Василиса кинулась к питомцу, сунулась к уху — так и есть! Лохматому псу было жарко с вечера, поэтому спать он улегся ближе к балкону. Непонятно отчего, но дверь была мокрой, может, оттепель, а может, и еще чего. Собачка так и уснула, а ночью долбанул мороз, и мохнатое ушко примерзло к сырой двери.
— Кошмар какой-то! — запыхтела Василиса. — Люся!!! Немедленно звони в ветеринарку! Они сейчас принесутся на двух такси! Я им сказала, что у нас сибирская язва!!
— Вот сама и звони, а я… да кто у нас долбится все время?! — все же разоралась Люся. — Ну никакого покою с самого утра!!! Василиса!! Это что, уже ветеринары?
Это был Белкин. Терпеливый кавалер был настойчив, сначала долго звонил, потом стучался, а после и вовсе — долбил в двери ботинком.
После того как ему открыли, он с милой улыбкой поклонился Люсе и привычно кивнул Василисе:
— Василиса Микулишна, а вы в магазин, я правильно понял? — И он уставился на Васю, точно удав на кролика.
Василисе ничего не оставалось, как согласиться. К тому же ей и в самом деле мечталось пробежаться по магазинам, присмотреть пряжу на изумительную ажурную кофточку.
— Люсенька, так я в магазин… — как ни в чем не бывало проворковала она, поправляя прическу. — Денюжку дай.
— На… — зашипела Люся, всовывая в кулачок подруги несколько купюр. — Вась, ты Таракашина с собой забери, а? А то они мне такое тут устроят…
— Да ну зачем же я буду отбирать у тебя кавалеров? — дернула Василиса плечиком и поспешно выскочила за дверь — так она решила отомстить Люсе за ее предательское молчание! А то ее Белкин слишком многое себе позволяет!
После магазинов Василиса забежала к Ане.
— Ну и чего? Ты сегодня не пригласила своего Ясина на помолвку? — с интересом спросила она подругу.
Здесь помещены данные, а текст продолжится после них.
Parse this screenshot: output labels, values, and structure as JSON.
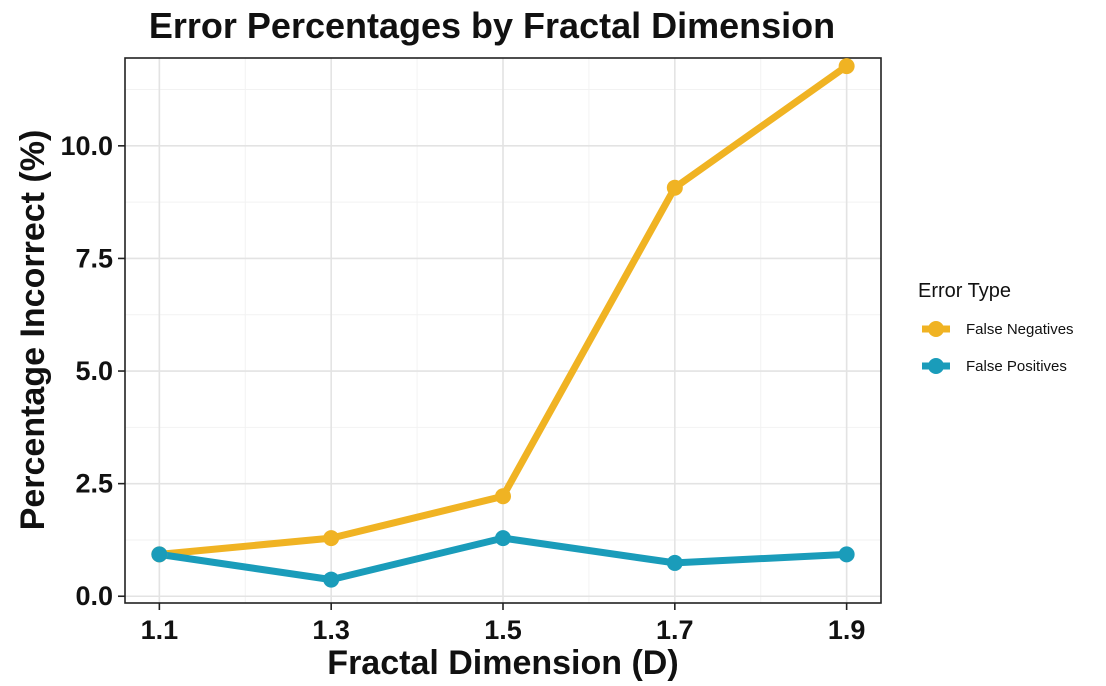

— Да какое там… — горько отмахнулась та. — Он на меня даже не посмотрел. Вот представляешь, Одера своего за ушком почесал, Рейна по голове погладил, Дона по брюху пощекотал, а меня…
И она уныло швыркнула носом.
— Ну и чего ты расстроилась? — фыркнула Василиса. — Переживаешь, что тебя по брюху не пощекотал, да? Фи! Нам такие мужики не нужны, которые сразу ломаются! Нам знаешь, каких подавай — каменных, во!!
— Знаешь, Вася, а я не против, чтобы этот Ясин и сломался. На фига мне каменный-то? Он же не памятник… — не согласилась Аня, тяжко вздыхая.
И все же как время ни тянулось, а суббота наступила. С самого утра в доме у Люси и Василисы царил переполох — еще никогда они не отправлялись в гости с мужчинами. Да еще так, чтобы обе и сразу! Да еще так, чтобы все это было в преддверии… большого жизненного, семейного пути. Да! Именно так! Мужчины должны были зайти за дамами через два часа, а потому напряжение в доме нарастало. Василиса носилась по комнатам со старой гладильной доской и не знала, куда с ней пристроиться. Люся уже который час жужжала феном, укладывая на голове непослушные вихры, а Аня (она с самого утра толкалась здесь же), та носилась по кухне, с ее головы, точно желуди, падали бигуди, а Анечка готовила какую-то волшебную омолаживающую маску из старого засохшего сырка, последнего яйца и кетчупа «Татарский».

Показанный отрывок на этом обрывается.